When they moved to San Rafael he brought them back, a load that must have filled the butcher's wagon to its hood. His young ladies' gratitude pleased him, but to their offers of a reward he would not listen.
"Old Chinaman take care of my boss's house like my boss want me. Bad time, good time, ally samey. You no make earthquake—he come—my job help like evly day. I no good Chinaman if I don't. I no get paid extla for do my job."
The girls, after fruitless efforts, had to give in. Afterward, in their rooms when they sorted the clothes—the two beds were covered with them—they cried and laughed over the useless finery. Fong had carried away only the richest and costliest—evening dresses, lace petticoats, opera wraps, furs, high-heeled slippers, nothing that could be worn as life was now.
"We'll have to go about in ball dresses for the rest of the summer," said Chrystie, giggling hysterically. "How nice you'll look weeding the garden in an ermine stole and white satin slippers."
"We've got to wear them somewhere," Lorry decided.
"For one reason we've almost nothing else, and for another—and the real one—Fong mustn't know he's rescued the wrong things. I will weed the garden in white satin slippers, and I'll put on a ball dress for dinner every night."
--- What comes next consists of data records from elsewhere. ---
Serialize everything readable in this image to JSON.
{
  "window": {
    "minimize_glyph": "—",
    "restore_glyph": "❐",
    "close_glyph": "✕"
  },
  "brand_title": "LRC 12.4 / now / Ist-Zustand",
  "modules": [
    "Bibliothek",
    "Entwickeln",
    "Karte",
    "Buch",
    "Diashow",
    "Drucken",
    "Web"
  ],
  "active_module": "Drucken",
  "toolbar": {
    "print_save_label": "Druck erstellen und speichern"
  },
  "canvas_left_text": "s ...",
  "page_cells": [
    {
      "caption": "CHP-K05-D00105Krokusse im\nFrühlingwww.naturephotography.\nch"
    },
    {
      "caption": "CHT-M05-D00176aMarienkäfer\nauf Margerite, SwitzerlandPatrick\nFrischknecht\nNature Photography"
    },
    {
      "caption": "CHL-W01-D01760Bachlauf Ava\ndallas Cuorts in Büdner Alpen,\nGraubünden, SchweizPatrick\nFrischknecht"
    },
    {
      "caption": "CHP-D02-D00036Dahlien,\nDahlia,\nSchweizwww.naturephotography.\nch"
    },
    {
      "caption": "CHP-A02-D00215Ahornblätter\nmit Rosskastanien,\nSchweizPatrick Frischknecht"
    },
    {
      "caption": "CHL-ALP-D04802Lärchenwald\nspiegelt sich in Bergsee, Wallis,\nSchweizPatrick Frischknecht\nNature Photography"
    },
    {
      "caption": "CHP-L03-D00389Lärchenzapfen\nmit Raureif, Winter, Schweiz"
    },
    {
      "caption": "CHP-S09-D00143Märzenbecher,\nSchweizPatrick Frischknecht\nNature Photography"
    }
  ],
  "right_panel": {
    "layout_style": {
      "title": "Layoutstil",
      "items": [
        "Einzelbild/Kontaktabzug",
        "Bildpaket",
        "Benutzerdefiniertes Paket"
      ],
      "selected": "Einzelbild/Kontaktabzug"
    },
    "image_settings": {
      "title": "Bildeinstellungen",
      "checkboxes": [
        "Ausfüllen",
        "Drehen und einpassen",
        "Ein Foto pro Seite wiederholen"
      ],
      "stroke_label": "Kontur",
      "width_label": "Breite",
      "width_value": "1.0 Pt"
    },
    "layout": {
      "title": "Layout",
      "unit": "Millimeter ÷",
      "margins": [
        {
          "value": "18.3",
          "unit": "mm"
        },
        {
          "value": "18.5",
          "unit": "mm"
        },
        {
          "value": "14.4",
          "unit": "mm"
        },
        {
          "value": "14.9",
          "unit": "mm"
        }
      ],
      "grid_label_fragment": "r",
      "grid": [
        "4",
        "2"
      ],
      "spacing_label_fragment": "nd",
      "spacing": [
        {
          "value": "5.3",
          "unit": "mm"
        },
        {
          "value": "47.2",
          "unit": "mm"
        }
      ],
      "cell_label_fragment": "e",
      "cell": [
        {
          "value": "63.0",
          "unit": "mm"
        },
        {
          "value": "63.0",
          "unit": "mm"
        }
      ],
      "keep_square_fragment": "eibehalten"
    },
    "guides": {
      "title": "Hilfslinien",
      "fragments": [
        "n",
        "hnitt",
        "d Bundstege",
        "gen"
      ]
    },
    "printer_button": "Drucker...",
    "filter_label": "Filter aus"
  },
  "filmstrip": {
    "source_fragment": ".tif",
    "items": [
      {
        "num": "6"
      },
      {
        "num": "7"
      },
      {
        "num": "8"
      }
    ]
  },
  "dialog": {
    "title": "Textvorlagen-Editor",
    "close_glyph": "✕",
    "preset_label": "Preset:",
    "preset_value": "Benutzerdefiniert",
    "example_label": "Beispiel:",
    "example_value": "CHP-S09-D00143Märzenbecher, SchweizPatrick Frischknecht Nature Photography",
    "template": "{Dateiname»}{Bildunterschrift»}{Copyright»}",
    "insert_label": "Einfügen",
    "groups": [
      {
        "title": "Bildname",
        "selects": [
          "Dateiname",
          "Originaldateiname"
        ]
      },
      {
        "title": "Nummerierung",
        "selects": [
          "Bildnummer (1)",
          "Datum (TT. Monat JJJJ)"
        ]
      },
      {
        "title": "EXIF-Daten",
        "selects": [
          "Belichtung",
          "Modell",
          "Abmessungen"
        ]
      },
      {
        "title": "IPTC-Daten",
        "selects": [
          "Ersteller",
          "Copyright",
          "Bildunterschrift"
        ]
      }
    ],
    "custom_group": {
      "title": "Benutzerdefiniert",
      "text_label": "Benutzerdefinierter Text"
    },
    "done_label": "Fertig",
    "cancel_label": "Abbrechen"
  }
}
Chrystie was well again now. Drowsing on the balcony in the steamer chair and taking sun baths in the garden had restored her, if not quite to her old rosy robustness, to a pale imitation of her once glowing self. The rest of her hair had been cut off, and her shaven poll was hidden by a lace cap with a fringe of false curls sewed to its edge. This was very becoming and in sweeping draperies—some of the evening dresses made over into tea gowns—she was an attractive figure, her charms enhanced by a softening delicacy.
The dark episode of her disappearance was allowed to rest in silence. She and Lorry had threshed it out as far as Lorry thought fit. That Boyé Mayer had dropped out of sight was all Chrystie knew. Some day later she would hear the truth, which Lorry had learned from Pancha Lopez. Lorry had also decided that the world must never know just what did happen to the second Miss Alston. The advertisement in the Despatch was withdrawn in time, and those who shared the knowledge were sworn to secrecy. Her efforts to invent a plausible explanation caused Chrystie intense amusement. She hid it at first, was properly attentive and helpful, but to see Lorry trying to tell lies, worrying and struggling over it, was too much. A day came when she forgot both manners and sympathy, began to titter and then was lost. Lorry was vexed at first, looked cross, but when the sinner gasped out, "Oh, Lorry, I never thought I'd see you come to this," couldn't help laughing herself.
On a bright Saturday afternoon Chrystie and Sadie were sitting on the front balcony in the shade of the Maréchal Niel rose. Mrs. Burrage and Lorry had gone for a drive, later to meet Mark—who was to stay with them over Sunday—at the station. Upstairs Aunt Ellen and Mrs. Kirkham were closeted with a dressmaker, fashioning festal attire. For that night there was to be a dinner, the first since the move. Beside the household Mark was coming, and Crowder was expected on a later train with Pancha Lopez and her father—eight people, quite an affair. Fong had been marketing half the morning, and was now in the kitchen in a state of temperamental irritation, having even swept Lorry from his presence with a commanding, "Go away, Miss Lolly. I get clazy if you wolly me now."
Sadie and Chrystie had become very friendly. Sadie was not disinclined to adore the youngest Miss Alston, so easy to get on with, so full of fun and chatter. Chrystie had fulfilled her expectations of what an heiress should be, handsome as a picture, clothed in silken splendors, regally accepting her plenty, carelessly spendthrift.